A Choice of Futures: Dan York on Moving to a New Role at ISOC

by on Sep.14, 2011, under Uncategorized

(Original at Disruptive Telephony)

[. . .]

We have before us a choice of futures.

One choice leads to a future where innovative companies like Voxeo can emerge, thrive, disrupt and succeed.

Another choice leads to a future where what little “innovation” there is exists only at the will of the gatekeepers to the network after appropriate requirements and/or payments are met. Other choices lead to outcomes somewhere in between those polarities.

How will we choose?

[. . .]

[N]ow we see services like Facebook, Google+, Twitter and more that seek to provide a nice pretty space in which you can exchange messages, photos and more… without ever leaving the confines of the service… they are a walled garden with just many ways to access the garden and to look over the walls.

Everyone wants to own your eyeballs… to host your content… to provide your identity…

And we see companies like Apple, Google and Microsoft seeking to control a large degree of how we connect to and use the mobile Internet…

And we see a change from “permissionless innovation” where anyone can set up a new service… to a model where you have ask permission or agree to certain “terms of service” in order to connect your new service to other services or to have your app available on some platforms…

And we see countries that want to throw up a wall around their citizens… sometimes to keep information from coming in… and sometimes to keep information from going out… and sometimes to be able to shut down all access…
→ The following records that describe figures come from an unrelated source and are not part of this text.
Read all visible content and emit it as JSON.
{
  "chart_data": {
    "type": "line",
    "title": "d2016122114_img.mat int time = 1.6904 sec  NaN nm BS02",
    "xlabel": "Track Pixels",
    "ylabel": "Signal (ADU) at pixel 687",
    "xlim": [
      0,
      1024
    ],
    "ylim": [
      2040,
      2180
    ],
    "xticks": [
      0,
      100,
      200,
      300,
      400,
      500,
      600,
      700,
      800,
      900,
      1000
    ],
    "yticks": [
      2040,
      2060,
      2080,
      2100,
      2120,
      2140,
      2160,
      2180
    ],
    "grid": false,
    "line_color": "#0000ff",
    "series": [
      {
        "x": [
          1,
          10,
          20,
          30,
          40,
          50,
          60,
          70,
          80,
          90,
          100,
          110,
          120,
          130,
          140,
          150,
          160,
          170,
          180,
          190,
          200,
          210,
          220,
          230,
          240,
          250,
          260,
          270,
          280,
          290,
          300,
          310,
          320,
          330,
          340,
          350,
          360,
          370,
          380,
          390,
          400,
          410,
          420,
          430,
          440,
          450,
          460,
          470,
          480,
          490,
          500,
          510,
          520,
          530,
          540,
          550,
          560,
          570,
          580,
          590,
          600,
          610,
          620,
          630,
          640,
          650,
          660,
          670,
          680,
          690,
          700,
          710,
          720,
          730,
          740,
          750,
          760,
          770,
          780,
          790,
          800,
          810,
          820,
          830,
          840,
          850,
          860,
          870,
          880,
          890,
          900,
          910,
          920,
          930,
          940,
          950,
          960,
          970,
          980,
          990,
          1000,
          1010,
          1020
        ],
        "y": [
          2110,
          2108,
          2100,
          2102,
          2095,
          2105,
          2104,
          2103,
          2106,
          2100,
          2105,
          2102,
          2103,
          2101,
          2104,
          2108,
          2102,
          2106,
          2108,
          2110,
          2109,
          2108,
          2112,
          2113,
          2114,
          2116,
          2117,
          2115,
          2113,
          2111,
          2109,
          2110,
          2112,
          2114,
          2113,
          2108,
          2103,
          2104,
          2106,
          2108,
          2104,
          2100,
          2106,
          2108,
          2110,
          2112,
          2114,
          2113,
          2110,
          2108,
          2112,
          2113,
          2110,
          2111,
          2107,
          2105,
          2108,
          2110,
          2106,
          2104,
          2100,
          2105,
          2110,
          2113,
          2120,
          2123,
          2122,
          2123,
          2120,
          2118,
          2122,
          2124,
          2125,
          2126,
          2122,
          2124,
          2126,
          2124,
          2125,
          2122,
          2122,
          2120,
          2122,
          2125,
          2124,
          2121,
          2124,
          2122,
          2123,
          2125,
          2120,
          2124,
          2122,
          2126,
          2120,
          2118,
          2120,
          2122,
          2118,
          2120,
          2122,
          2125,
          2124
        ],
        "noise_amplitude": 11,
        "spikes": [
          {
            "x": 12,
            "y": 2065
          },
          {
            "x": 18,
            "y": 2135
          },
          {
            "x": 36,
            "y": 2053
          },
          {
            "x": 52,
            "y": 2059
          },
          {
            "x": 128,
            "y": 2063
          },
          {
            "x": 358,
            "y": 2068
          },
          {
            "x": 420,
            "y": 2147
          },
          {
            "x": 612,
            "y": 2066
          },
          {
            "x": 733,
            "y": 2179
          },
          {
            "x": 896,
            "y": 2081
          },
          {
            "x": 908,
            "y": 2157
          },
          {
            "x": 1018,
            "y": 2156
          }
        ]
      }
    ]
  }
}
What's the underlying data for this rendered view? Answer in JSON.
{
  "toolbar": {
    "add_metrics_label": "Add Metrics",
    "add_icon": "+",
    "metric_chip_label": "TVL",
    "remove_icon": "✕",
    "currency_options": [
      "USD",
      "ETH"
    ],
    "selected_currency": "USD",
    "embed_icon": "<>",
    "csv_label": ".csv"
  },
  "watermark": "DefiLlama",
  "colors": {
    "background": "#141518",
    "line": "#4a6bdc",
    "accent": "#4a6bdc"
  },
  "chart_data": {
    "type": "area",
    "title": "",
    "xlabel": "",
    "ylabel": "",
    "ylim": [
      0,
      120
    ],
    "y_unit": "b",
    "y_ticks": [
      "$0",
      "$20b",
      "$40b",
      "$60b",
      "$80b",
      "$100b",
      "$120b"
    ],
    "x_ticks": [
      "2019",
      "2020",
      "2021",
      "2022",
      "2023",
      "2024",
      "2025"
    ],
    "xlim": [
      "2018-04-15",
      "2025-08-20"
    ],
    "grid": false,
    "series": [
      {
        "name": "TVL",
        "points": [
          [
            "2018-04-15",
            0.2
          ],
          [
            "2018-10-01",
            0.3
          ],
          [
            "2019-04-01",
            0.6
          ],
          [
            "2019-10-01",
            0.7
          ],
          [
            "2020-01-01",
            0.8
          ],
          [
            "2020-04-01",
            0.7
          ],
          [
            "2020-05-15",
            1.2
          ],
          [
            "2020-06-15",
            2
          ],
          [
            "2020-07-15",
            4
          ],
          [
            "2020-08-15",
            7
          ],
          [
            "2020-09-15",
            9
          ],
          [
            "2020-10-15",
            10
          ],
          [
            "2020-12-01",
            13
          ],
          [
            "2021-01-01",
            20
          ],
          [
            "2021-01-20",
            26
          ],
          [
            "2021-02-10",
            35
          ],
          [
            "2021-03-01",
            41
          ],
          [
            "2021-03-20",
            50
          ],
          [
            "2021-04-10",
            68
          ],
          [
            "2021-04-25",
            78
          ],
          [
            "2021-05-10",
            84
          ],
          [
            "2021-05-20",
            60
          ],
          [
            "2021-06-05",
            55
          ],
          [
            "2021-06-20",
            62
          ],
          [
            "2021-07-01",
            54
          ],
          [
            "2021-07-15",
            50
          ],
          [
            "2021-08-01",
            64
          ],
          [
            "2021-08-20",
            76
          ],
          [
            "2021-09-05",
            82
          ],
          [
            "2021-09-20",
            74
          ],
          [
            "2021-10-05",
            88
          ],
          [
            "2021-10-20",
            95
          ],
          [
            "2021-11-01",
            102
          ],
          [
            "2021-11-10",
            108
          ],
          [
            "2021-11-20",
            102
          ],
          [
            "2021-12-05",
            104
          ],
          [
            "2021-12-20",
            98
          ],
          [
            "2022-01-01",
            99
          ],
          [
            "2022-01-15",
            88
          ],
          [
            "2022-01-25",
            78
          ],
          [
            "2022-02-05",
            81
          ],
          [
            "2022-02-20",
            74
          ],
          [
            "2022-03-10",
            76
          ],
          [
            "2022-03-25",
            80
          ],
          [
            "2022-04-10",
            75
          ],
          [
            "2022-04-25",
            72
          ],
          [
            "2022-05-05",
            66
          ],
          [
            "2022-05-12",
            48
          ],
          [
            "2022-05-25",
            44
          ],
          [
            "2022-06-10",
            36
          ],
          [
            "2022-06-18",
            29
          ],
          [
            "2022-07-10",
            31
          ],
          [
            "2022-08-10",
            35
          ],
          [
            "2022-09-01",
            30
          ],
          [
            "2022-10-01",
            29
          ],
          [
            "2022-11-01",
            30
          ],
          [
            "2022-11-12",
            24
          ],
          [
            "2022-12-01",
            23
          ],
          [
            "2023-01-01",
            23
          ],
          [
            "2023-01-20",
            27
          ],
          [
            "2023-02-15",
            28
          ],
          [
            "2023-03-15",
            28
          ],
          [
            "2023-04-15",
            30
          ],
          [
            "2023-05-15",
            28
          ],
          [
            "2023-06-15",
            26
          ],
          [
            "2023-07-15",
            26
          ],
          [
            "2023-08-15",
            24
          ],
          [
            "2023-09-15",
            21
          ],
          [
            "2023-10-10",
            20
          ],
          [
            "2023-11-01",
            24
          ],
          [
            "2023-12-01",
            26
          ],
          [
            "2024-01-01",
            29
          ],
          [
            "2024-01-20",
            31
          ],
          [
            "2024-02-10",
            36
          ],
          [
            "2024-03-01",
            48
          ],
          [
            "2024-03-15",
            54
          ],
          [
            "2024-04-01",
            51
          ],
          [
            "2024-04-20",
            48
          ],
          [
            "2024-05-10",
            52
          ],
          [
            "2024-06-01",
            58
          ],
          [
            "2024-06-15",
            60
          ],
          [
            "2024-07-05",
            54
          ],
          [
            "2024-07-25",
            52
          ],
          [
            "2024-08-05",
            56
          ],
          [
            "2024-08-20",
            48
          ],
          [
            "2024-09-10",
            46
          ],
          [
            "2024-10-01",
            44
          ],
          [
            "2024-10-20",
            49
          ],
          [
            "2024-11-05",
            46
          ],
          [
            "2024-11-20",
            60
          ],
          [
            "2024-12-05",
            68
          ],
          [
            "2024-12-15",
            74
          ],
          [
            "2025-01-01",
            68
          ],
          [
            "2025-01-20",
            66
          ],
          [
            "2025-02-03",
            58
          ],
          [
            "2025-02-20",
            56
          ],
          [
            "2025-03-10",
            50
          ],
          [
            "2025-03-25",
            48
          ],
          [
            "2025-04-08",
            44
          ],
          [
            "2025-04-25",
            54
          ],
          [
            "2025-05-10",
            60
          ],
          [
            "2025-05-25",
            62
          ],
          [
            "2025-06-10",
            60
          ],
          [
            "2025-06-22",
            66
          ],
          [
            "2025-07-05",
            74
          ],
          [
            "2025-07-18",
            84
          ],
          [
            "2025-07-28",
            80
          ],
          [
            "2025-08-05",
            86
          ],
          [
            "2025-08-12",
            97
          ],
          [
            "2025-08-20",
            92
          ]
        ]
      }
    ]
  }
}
And we see players who did control our communications systems always looking for opportunities where they could maybe, just maybe, stuff the proverbial genie back in the bottle and regain that control they lost…

[. . .]

[T]his coming Monday, September 19th, I will join the Internet Society as a staff member.

The Missing Link

The particular project I will join within ISOC is a brand new initiative targeted at helping bridge the gap between the standards created within the IETF and the network operators and enterprises who are actually deploying networks and technologies based on those standards. To help translate those standards into operational guidance… to help people understand how to deploy those standards and why they should, what benefit they will see, etc

The initiative is currently called the “Deployment and Operationalization Hub”, or “DO Hub”, and while that may or may not be its final name, the idea is to find/curate content that is already out there created by others, create content where there are gaps, make it easy to distribute information about these resources… and promote the heck out of it so that people get connected to the resources that they need. The initial focus will be, somewhat predictably, on IPv6, but also DNSSEC and possibly another technology. It is a new project and the focus is being very deliberately kept tight to see how effective this can be.